Maureen Kelleher (Kelleher) reports in the journal EdWeek, “The proposed assessment requirements for the new Race to the Top early-learning competition are sparking concerns from some preschool advocates, who fear the provisions could lead to high-stakes testing of young children and unfair accountability measures imposed on educators.” This should be concerning to any advocate involved in public preschool especially in light of some of the testing issues (Brevard) being currently reported (Sikes).

Beyond the unintended consequences behind such programming elements, a recent paper by the American Enterprise Institute for Public Policy Research (Krvaric) has found that compliance with federal programs like the ESEA provides significant barriers to fulfilling the actual policy goals ascribed. “In addition, fiscal and administrative requirements often lead to expensive and time-consuming compliance processes not related to improving student achievement or school success.”
Then there’s the study from George Mason University that asks, “Do Intergovernmental Grants Create Ratchets in State and Local Taxes?” (Crowley)The answer being, “Our results clearly demonstrate that grant funding to state and local governments results in higher own source revenue and taxes in the future to support the programs initiated with the federal grant monies.”

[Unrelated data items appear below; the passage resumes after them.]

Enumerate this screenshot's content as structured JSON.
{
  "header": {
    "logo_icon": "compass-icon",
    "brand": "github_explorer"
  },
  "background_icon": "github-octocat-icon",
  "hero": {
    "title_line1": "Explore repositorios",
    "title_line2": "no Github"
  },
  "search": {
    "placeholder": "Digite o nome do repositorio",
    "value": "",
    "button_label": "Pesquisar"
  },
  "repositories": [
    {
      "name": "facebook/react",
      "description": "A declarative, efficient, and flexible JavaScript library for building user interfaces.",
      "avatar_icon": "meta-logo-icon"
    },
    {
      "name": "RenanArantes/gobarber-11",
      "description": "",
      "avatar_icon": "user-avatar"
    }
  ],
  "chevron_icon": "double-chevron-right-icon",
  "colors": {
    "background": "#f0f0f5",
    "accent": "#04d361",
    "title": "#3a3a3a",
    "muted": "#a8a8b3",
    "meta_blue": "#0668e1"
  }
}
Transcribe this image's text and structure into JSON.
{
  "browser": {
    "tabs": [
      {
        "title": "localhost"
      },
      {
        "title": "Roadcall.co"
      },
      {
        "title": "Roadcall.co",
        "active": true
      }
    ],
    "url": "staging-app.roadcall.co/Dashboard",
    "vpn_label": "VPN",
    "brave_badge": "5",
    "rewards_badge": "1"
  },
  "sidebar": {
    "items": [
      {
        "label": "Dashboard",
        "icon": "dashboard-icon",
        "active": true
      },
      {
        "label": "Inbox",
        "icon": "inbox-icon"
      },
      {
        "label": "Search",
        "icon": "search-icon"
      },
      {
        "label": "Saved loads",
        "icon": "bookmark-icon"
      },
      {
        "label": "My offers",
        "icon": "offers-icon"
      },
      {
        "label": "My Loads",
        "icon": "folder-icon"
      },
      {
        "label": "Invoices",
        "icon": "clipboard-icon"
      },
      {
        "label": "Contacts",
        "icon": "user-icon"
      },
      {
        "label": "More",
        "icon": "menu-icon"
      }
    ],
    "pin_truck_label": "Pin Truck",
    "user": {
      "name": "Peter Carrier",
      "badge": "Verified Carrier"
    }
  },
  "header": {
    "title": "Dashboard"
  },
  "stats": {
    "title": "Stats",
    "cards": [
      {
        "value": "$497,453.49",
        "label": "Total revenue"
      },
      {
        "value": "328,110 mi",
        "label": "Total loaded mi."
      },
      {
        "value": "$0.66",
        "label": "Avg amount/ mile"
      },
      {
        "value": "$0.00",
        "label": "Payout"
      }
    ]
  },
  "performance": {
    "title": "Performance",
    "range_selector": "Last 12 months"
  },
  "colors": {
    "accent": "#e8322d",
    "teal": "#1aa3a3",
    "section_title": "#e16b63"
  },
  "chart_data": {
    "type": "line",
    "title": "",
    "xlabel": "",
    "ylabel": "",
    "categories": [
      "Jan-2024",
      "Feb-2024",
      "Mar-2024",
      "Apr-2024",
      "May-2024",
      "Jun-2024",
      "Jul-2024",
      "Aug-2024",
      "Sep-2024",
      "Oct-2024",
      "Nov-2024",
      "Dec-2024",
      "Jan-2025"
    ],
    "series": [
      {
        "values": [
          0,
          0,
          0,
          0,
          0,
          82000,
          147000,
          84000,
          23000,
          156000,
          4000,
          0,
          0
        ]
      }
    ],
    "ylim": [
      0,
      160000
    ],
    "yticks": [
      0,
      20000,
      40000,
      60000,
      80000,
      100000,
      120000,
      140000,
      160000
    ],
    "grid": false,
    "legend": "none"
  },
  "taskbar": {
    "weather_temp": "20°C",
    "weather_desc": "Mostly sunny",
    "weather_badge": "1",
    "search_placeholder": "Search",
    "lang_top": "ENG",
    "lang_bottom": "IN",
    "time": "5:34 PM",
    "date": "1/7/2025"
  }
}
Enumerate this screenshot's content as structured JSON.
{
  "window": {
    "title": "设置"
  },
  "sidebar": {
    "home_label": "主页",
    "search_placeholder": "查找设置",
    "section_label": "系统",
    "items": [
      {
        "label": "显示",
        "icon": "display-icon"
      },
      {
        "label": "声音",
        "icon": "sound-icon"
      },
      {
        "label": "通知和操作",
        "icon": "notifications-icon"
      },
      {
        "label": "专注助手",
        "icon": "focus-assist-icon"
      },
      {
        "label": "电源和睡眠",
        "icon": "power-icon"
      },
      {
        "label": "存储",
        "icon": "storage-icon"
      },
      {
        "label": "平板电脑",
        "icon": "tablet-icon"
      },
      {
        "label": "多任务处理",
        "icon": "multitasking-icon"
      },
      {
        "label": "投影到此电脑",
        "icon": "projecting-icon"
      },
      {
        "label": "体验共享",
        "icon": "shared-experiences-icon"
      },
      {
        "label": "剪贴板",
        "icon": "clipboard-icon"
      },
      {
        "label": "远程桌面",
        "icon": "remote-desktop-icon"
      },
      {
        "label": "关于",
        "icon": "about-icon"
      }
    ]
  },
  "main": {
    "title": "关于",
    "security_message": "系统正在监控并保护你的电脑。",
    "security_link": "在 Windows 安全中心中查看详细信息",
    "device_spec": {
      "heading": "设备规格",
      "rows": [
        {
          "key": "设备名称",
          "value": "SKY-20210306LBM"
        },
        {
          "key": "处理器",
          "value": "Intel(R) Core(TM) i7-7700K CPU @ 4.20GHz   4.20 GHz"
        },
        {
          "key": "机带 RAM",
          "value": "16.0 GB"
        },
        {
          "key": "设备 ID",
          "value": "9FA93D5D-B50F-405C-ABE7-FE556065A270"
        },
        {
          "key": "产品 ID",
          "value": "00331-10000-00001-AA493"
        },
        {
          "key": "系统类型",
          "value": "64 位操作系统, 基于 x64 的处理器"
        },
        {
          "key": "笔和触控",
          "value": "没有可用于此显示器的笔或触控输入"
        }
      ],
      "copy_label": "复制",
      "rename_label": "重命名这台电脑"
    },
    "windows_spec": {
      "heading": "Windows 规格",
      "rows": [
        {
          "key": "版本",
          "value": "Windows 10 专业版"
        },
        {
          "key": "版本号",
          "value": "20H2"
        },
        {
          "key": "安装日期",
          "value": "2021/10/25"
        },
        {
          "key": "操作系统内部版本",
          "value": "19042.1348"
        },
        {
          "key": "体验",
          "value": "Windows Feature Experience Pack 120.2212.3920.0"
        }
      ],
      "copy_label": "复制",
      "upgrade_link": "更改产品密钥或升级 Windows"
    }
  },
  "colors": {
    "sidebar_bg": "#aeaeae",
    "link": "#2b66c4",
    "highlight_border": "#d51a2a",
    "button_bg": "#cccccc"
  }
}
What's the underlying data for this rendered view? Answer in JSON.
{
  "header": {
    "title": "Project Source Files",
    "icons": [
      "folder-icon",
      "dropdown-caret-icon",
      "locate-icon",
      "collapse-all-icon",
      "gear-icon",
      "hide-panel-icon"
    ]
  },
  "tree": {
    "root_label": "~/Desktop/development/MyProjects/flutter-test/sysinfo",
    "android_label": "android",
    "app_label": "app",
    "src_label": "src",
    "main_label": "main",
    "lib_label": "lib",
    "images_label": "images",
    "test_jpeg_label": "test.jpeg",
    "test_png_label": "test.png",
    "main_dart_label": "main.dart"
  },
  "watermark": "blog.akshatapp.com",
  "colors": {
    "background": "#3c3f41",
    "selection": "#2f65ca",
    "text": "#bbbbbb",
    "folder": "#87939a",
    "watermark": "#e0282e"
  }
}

Finally, it is important to include here what a majority of Oklahoman’s believe. A recent study done by Oklahoma’s own Oklahoma Council of Public Affairs (OCPA) through the organization Sooner Poll in Oklahoma City, shows a strong majority of likely voters prefer tax relieve over early childhood programs such as pre-school (Shapard). Why are we taxing folks – a majority of whom do not have confidence in publicly funded preK programs on at least some level – for a program that has been SHOWN not to have the confidence of researchers both inside and outside the profession?
Closing

Not even us “hard-hearted” conservatives want children to suffer poverty or illiteracy; we simply have different methods for solving these issues than our friends in the Smart Start community – philanthropy for charity, not philanthropy to create avenues for government intervention.
Unfortunately, the root of both the problems of poverty and illiteracy is the degradation of the family (Schlafly). With our country falling into moral decline and the role of churches in society being drastically undercut out of an irrational and inappropriate fear of violating church/state separation, it becomes harder and harder to create appropriate, private family support mechanisms.

Current social programs such as TANF, WIC and SNAP only Band-Aid the clear and present danger to America’s children – out of wedlock births and poverty caused by an upside down view of family structure and misaligned priorities. Such programs only trap users in a system from which there is little incentive to leave, because they can be used in virtual perpetuity, stifling ability and drive toward self-sufficiency, all the while providing little to no education on the means of escape.
Scads and oodles of private child care programs exist in different iterations across the state. There is no reason not to allow low income families to use a state stipend for any private program they choose. But, instead of leaving users attached to the system for eons, wean users off via increased co-pays over a six month to one year time period. If the using family is still unable to subsist, there are numerous shelters and churches ready to help – and goodness knows, maybe one or two kids (or parents!) will get so sick of being poor, they’ll learn how to pull themselves up like Barry Downing and go on to make millions down the road!

Social engineering through publicly supported social programming won’t fix social ills. Just like junkies and alcoholics can only get better once they hit bottom and decide they need help, providing individuals avenues through which to continue failed behaviors won’t provide impetus to succeed. Humans must learn to trust the humanity of others and the resilience of the human spirit, or we are doomed to fail all of society over time, not just those in need.